A generic solution is to add new points close to the problematic area (thanks to an interpolation function). This solution is not optimal because to increase the computational time and is not numerically exact either (though using a lot of point should give a pretty accurate solution). You do not need to interpolate all points nor to generate new array for the whole array : you can do that line by line or even on the fly (a bit more complicated). This can save a lot of RAM and computation time.

Another generic solution is to pass a generic function in parameter to the numba function for computing differently the case where the sign change. However, this solution should be significantly slower than your specialized solution because it does not benefit from SIMD instructions and add an expensive function call that can hardly be inlined.

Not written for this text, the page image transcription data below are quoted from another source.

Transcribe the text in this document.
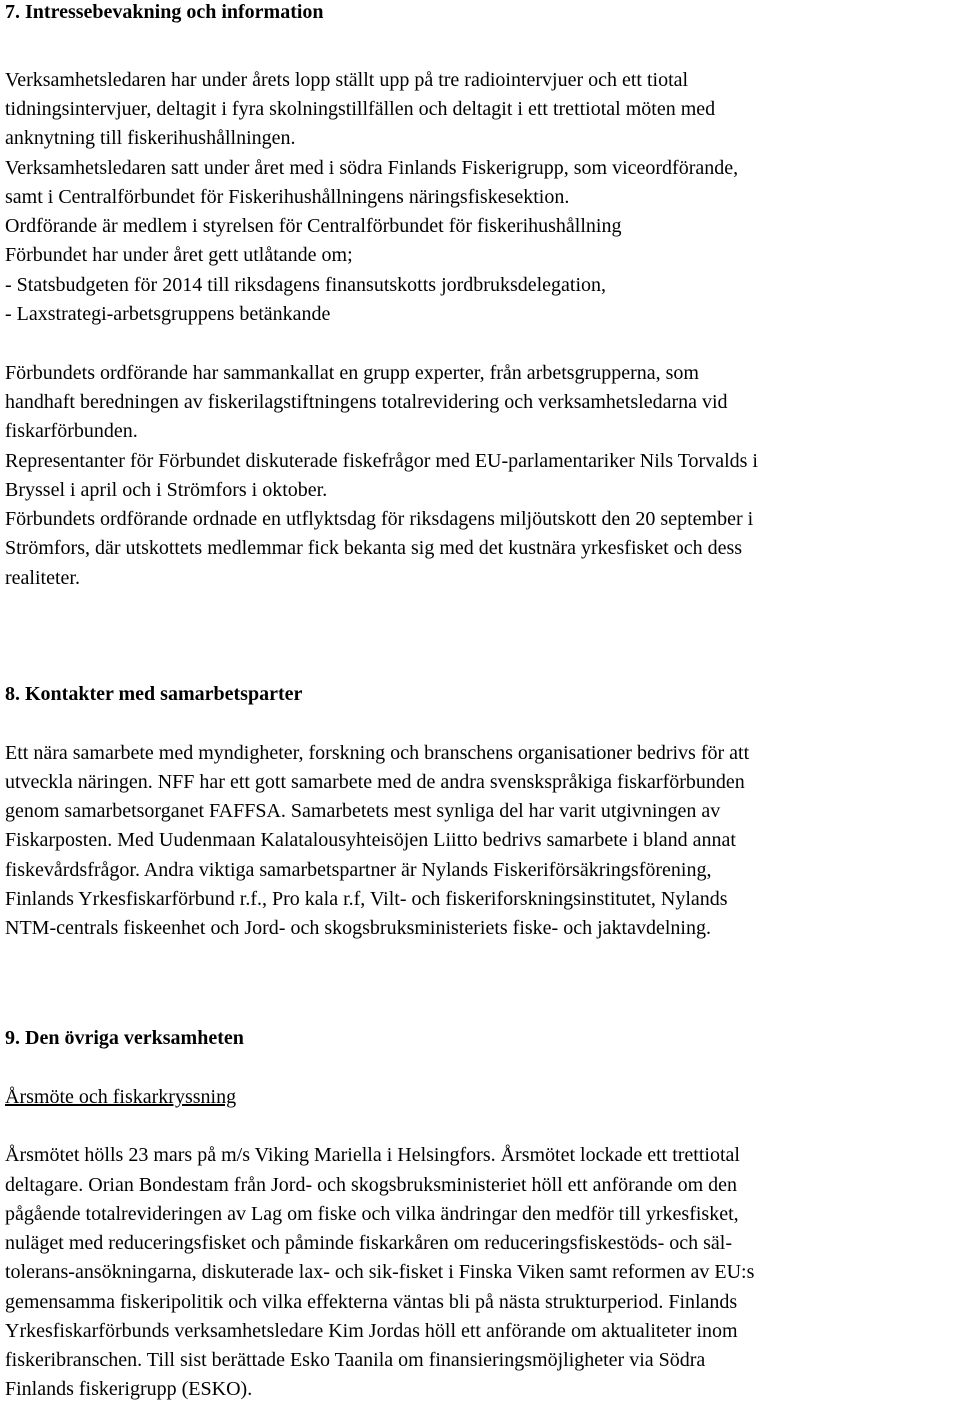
7. Intressebevakning och information
Verksamhetsledaren har under årets lopp ställt upp på tre radiointervjuer och ett tiotal
tidningsintervjuer, deltagit i fyra skolningstillfällen och deltagit i ett trettiotal möten med
anknytning till fiskerihushållningen.
Verksamhetsledaren satt under året med i södra Finlands Fiskerigrupp, som viceordförande,
samt i Centralförbundet för Fiskerihushållningens näringsfiskesektion.
Ordförande är medlem i styrelsen för Centralförbundet för fiskerihushållning
Förbundet har under året gett utlåtande om;
- Statsbudgeten för 2014 till riksdagens finansutskotts jordbruksdelegation,
- Laxstrategi-arbetsgruppens betänkande
Förbundets ordförande har sammankallat en grupp experter, från arbetsgrupperna, som
handhaft beredningen av fiskerilagstiftningens totalrevidering och verksamhetsledarna vid
fiskarförbunden.
Representanter för Förbundet diskuterade fiskefrågor med EU-parlamentariker Nils Torvalds i
Bryssel i april och i Strömfors i oktober.
Förbundets ordförande ordnade en utflyktsdag för riksdagens miljöutskott den 20 september i
Strömfors, där utskottets medlemmar fick bekanta sig med det kustnära yrkesfisket och dess
realiteter.
8. Kontakter med samarbetsparter
Ett nära samarbete med myndigheter, forskning och branschens organisationer bedrivs för att
utveckla näringen. NFF har ett gott samarbete med de andra svenskspråkiga fiskarförbunden
genom samarbetsorganet FAFFSA. Samarbetets mest synliga del har varit utgivningen av
Fiskarposten. Med Uudenmaan Kalatalousyhteisöjen Liitto bedrivs samarbete i bland annat
fiskevårdsfrågor. Andra viktiga samarbetspartner är Nylands Fiskeriförsäkringsförening,
Finlands Yrkesfiskarförbund r.f., Pro kala r.f, Vilt- och fiskeriforskningsinstitutet, Nylands
NTM-centrals fiskeenhet och Jord- och skogsbruksministeriets fiske- och jaktavdelning.
9. Den övriga verksamheten
Årsmöte och fiskarkryssning
Årsmötet hölls 23 mars på m/s Viking Mariella i Helsingfors. Årsmötet lockade ett trettiotal
deltagare. Orian Bondestam från Jord- och skogsbruksministeriet höll ett anförande om den
pågående totalrevideringen av Lag om fiske och vilka ändringar den medför till yrkesfisket,
nuläget med reduceringsfisket och påminde fiskarkåren om reduceringsfiskestöds- och säl-
tolerans-ansökningarna, diskuterade lax- och sik-fisket i Finska Viken samt reformen av EU:s
gemensamma fiskeripolitik och vilka effekterna väntas bli på nästa strukturperiod. Finlands
Yrkesfiskarförbunds verksamhetsledare Kim Jordas höll ett anförande om aktualiteter inom
fiskeribranschen. Till sist berättade Esko Taanila om finansieringsmöjligheter via Södra
Finlands fiskerigrupp (ESKO).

You can mix the two last solution so to build a generic solution which should be still faster once running with multiple threads and optimized like above. The idea is to add just one point where the curve cross the line y=0 and and split the integration in two parts. A linear interpolation should give results similar to cav_integrate_opt (if not even equal). Here is an example:

@numba.njit(parallel=True)
def cav_integrate_opt_generic(waveform, dt, fun):
    cav = np.zeros((waveform.shape[0], waveform.shape[-1]), dtype=np.float32)
    dtf = np.float32(dt)
    half = np.float32(0.5)
    for i in numba.prange(waveform.shape[0]):
        for c in range(waveform.shape[-1]):
            tmp = np.float32(0)
            for j in range(waveform.shape[1] - 1):
                v1 = waveform[i, j, c]
                v2 = waveform[i, j + 1, c]
                if min(v1, v2) < 0 and max(v1, v2) > 0:
                    # Basic linear interp
                    # Consider passing another generic function in 
                    # parameter to find roots if needed (more expensive).
                    inv_slope = dtf / (v2 - v1)
                    x0 = -v1 * inv_slope
                    tmp += x0 * fun(v1) + (dtf - x0) * fun(v2)
                else:
                    tmp += dtf * (fun(v1) + fun(v2))
            cav[i, c] = tmp * half
    return cav

# Needs to be wrapped in a Numba function for sake of performance
# (so Numba can call it directly like a native C function)
@numba.njit
def numba_abs(y):
    return np.abs(y)

# Note `cav_integrate_opt_generic` is recompiled for each different provided function.
cav_bespoke = cav_integrate_opt_generic(waveforms, dt, numba_abs)

If you want to do that using a higher-order interpolation and integration then you certainly need to consider more points and a generic function to find roots (which is certainly much more expensive when it is even possible to find analytical solutions).

It turns out this more generic function is only 5~10% slower for np.abs on my machine. Result are the same for np.abs.